Ils disent qu’ils ont fait la rencontre qui a changé leur vie.
Une rencontre qui ne peut qu’en partie être expliquée par des mots, mais qui est d’une efficacité sans pareil.
Après Madrid 2011, les interprétations sociologiques de cette jeunesse ne manqueront pas. En attendant, j’enregistre une image que j’ai saisie du côté du Paseo de la Castellana, près du centre de presse. Une fille accompagne une autre de son âge, la tenant discrètement par le bras et l’aide dans les escaliers. La deuxième fille est aveugle, et lorsque le couple atteint le trottoir, elles s’arrêtent un instant. C’est pour laisser passer un autre couple, des garçons, ils sont également habillés avec la tenue des JMJ. Le premier marche d’un rythme rapide et en poussant un fauteuil roulant sur lequel est son ami. Je ne sais pas si cette scène explique quelque chose. Peut-être, peut-être pas. Mais je ne peux pas l’oublier.
Et puis, il m’arrive souvent de penser aux parents de tous ces jeunes. Comment ont-ils fait pour les avoir comme cela? Et que pensent-ils en ce moment? Seront-ils peinés pour leurs enfants, plongés dans un événement autour duquel les tensions ne manquent pas; ou seront-ils heureux de les savoir en compagnie du pape? Si ces jeunes sont tels qu’ils apparaissent ici, la faute (ou le mérite) en revient un peu aux parents. Mais qui sont ces quadragénaires et quinquagénaires qui ont réussi une opération si hardie? Où vivent-ils? Là encore, revient une certaine désorientation. Tous ces gens (les enfants ici, les parents à la maison) sont réels, mais habituellement, où sont-ils?
Et puis il y a les grands-parents. Des grands-parents, dans de nombreux cas, encore jeunes et en forme. Et qui ont eu un rôle, eux aussi.
Un grand-père, de toutes façons, il y en a un ici, à Madrid. Il s’appelle Benoît XVI. Il en a l’âge. Et parfois, il parle vraiment en tant que tel. Jean-Paul II, en particulier quand il était un pape jeune, utilisait un ton plus déterminé. Les jeunes gens étaient suspendus à ses lèvres et Karol les ensorcelait avec ce regard déterminé, le regard volontaire, les points d’exclamation à la fin des phrases.
Benoît, non. Benoît XVI est doux, soft. Jamais mielleux, parce qu’il dit les choses clairement et lui non plus ne fait pas de concessions sur le contenu moral et doctrinal, mais il se comporte comme un grand-père avec un regard de compréhension. La relation entre Benoît XVI et ces jeunes est tendre.
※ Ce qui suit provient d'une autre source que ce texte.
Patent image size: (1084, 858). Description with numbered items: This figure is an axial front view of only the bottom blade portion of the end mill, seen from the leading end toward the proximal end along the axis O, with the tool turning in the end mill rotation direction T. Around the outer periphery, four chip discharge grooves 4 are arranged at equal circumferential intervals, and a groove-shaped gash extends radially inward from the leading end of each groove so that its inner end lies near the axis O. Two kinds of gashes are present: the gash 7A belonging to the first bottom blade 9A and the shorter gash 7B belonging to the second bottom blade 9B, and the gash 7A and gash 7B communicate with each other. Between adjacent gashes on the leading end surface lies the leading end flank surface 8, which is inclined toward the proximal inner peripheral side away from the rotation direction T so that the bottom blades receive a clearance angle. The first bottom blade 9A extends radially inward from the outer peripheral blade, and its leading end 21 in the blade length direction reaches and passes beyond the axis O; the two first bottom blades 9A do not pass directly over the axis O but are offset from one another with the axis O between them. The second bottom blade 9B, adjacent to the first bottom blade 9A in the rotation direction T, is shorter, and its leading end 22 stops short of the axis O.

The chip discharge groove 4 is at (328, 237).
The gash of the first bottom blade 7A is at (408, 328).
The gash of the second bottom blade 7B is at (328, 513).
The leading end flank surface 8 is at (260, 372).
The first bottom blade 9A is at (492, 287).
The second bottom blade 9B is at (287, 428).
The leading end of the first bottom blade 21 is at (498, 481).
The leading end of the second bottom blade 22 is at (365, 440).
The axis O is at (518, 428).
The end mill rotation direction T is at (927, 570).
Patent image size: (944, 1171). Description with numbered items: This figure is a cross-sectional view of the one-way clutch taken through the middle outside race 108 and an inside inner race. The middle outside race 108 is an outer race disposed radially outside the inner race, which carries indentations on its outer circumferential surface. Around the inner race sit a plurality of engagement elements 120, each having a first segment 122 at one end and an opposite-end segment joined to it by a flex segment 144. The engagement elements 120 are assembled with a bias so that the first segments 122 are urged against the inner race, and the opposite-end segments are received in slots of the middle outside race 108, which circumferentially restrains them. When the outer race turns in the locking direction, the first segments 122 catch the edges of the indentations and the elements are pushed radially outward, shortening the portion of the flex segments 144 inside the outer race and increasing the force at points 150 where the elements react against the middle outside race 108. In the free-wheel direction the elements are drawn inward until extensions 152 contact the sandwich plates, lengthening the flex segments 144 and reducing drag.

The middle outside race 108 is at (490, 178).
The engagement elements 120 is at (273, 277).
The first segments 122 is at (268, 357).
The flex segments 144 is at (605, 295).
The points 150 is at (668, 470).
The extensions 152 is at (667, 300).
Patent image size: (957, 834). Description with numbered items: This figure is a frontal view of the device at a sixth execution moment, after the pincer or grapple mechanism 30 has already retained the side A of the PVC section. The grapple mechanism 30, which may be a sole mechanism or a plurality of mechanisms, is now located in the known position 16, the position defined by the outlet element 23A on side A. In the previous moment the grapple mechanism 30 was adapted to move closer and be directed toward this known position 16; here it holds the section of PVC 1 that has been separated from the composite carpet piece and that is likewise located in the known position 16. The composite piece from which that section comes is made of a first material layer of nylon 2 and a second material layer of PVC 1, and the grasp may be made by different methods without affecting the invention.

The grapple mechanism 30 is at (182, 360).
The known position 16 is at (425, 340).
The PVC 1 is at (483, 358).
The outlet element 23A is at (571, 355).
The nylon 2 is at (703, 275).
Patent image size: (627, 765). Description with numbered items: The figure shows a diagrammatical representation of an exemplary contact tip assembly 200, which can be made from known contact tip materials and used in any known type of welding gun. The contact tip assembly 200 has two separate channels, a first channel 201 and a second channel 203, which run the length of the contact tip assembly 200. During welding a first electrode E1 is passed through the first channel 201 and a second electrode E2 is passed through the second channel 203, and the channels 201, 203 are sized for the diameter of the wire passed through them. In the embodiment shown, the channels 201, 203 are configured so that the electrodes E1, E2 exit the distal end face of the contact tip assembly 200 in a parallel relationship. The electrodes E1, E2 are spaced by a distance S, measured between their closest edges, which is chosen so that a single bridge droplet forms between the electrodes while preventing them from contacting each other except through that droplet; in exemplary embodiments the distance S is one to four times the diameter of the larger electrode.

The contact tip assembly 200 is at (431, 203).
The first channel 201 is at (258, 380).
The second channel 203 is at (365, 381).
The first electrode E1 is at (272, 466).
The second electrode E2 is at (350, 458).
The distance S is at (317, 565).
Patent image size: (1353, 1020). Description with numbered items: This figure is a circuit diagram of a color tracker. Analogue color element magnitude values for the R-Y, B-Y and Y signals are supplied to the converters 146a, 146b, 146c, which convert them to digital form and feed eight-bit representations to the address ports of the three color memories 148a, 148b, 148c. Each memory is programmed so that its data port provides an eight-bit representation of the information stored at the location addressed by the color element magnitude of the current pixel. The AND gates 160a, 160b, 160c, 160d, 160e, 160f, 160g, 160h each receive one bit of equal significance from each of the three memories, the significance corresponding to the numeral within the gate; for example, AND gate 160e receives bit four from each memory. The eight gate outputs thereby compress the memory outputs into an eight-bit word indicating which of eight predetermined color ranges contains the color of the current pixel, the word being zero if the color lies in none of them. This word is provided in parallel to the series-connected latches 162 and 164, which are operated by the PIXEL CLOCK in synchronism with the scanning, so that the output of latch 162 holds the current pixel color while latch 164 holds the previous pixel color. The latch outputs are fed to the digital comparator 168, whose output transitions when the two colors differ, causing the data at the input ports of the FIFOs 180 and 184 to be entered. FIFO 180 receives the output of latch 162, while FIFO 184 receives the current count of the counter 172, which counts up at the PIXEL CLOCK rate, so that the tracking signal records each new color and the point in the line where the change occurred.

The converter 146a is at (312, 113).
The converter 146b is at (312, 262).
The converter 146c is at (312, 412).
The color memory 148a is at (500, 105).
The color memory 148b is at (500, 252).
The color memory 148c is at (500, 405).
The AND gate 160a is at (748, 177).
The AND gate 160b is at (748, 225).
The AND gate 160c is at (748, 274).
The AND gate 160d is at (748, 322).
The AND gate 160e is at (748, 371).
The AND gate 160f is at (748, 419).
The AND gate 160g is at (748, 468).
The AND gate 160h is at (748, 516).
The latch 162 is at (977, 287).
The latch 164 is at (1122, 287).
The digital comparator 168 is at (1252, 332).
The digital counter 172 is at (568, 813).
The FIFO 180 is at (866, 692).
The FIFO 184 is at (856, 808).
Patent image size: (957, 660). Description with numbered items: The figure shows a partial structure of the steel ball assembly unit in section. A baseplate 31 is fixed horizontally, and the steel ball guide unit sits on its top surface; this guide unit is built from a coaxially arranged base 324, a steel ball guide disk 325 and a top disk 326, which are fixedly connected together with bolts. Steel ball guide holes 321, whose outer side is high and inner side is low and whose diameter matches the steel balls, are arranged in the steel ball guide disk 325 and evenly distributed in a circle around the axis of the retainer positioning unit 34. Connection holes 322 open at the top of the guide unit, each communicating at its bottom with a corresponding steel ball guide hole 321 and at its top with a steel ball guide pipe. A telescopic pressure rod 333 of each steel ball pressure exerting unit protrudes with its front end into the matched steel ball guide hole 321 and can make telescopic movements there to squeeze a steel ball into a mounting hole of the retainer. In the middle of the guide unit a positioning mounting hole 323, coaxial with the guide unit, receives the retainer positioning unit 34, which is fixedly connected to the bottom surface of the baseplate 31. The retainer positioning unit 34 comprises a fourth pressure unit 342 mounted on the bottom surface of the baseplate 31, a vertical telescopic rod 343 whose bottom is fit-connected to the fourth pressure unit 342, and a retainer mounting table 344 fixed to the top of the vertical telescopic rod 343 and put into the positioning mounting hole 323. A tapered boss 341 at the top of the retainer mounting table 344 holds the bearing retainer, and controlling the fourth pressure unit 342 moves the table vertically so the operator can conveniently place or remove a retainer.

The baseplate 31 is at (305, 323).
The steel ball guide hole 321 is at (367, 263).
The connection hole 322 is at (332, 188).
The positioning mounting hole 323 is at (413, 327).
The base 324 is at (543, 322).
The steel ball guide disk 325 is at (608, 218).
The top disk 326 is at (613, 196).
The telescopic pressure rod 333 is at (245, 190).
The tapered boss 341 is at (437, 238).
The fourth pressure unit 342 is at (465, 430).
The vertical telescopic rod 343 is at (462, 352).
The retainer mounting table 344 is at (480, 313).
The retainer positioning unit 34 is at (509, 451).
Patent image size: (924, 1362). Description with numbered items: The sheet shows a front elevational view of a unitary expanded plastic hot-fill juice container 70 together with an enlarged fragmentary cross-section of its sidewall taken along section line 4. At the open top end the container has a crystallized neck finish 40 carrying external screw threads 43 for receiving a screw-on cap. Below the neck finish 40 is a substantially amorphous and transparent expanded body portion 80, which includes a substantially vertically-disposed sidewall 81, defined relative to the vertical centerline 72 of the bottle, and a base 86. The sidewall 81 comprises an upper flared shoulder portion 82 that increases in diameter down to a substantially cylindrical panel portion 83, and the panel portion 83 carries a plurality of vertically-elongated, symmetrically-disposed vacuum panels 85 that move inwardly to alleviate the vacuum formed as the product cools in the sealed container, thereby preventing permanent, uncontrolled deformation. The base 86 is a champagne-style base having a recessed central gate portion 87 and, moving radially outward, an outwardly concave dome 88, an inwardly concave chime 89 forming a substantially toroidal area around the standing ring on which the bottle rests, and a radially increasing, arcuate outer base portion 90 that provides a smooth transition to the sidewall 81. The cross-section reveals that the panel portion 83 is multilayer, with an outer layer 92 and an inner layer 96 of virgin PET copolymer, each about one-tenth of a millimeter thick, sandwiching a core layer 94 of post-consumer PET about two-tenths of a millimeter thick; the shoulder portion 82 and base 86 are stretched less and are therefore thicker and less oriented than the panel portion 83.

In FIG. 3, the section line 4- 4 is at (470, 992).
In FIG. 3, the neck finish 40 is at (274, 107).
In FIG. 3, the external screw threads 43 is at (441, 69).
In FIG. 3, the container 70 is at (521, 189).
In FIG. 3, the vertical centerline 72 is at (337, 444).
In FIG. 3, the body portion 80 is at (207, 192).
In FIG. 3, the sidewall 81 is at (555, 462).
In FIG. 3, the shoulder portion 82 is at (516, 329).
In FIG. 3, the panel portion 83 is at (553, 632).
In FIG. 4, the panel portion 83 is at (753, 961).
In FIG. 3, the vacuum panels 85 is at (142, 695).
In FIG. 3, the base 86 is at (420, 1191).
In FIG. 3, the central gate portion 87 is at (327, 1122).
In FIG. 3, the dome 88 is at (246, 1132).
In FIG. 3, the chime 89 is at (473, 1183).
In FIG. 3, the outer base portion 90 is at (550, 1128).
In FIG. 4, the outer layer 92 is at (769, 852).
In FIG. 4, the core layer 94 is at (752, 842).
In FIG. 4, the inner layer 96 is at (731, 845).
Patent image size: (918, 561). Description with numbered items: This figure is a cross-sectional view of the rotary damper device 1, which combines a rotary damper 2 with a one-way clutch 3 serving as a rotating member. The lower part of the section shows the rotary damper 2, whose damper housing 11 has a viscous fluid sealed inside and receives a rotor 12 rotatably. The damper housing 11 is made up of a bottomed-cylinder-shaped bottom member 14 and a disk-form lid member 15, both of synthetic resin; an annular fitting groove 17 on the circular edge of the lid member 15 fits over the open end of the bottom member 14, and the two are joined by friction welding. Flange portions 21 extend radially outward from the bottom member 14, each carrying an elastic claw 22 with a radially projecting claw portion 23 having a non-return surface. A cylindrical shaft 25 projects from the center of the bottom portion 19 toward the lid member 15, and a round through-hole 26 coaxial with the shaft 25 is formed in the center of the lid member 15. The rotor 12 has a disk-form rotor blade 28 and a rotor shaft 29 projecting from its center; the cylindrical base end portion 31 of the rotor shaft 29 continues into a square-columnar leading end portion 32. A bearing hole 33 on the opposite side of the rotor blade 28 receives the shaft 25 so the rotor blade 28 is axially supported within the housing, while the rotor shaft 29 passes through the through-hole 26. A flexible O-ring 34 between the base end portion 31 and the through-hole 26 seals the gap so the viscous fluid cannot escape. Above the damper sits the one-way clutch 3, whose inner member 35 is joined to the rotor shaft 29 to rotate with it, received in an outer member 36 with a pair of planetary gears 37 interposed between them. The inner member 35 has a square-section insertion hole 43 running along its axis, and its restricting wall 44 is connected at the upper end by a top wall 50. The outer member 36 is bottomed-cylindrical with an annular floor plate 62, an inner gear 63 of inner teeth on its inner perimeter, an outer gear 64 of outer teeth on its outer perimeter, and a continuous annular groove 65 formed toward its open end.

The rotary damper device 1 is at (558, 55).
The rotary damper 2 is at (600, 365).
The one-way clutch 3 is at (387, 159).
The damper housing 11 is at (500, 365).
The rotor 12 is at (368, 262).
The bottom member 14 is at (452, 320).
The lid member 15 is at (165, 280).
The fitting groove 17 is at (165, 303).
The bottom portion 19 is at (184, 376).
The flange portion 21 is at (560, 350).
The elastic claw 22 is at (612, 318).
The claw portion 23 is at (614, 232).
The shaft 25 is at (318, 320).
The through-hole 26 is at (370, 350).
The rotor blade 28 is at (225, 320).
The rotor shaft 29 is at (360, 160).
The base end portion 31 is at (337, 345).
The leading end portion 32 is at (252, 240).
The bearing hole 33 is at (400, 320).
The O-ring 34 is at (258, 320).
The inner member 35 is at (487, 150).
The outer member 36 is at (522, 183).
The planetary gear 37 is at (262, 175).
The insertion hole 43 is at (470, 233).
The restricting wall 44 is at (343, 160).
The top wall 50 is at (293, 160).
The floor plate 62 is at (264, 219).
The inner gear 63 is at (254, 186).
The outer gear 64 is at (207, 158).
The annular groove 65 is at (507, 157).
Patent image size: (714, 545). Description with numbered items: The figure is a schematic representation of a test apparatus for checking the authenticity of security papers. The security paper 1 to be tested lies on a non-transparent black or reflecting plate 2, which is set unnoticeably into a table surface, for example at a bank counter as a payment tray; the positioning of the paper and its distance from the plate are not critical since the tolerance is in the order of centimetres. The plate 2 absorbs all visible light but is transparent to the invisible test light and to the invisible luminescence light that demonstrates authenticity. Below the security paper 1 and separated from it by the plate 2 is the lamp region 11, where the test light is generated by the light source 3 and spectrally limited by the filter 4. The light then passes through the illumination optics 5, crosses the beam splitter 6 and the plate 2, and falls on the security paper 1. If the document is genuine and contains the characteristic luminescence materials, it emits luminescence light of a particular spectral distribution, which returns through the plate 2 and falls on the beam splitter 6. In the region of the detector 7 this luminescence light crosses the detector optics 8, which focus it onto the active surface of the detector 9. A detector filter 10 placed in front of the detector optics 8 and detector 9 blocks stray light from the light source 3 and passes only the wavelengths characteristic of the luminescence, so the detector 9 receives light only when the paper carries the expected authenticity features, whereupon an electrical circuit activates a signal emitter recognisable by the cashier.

Le pape semble trouver en eux une recharge qui l’aide à surmonter les difficultés d’un pontificat à obstacle. Ils l’ont adopté, sans être influencé par les légendes noires sur le dur et sévère Ratzinger.
Ils se soutiennent mutuellement, tout comme le font les grands-parents et les petits-enfants. Et ils marchent ensemble. Où vont-ils? Pour comprendre cela, ou tout au moins en avoir l’intuition, peut-être la seule chose à faire est de marcher un peu avec eux.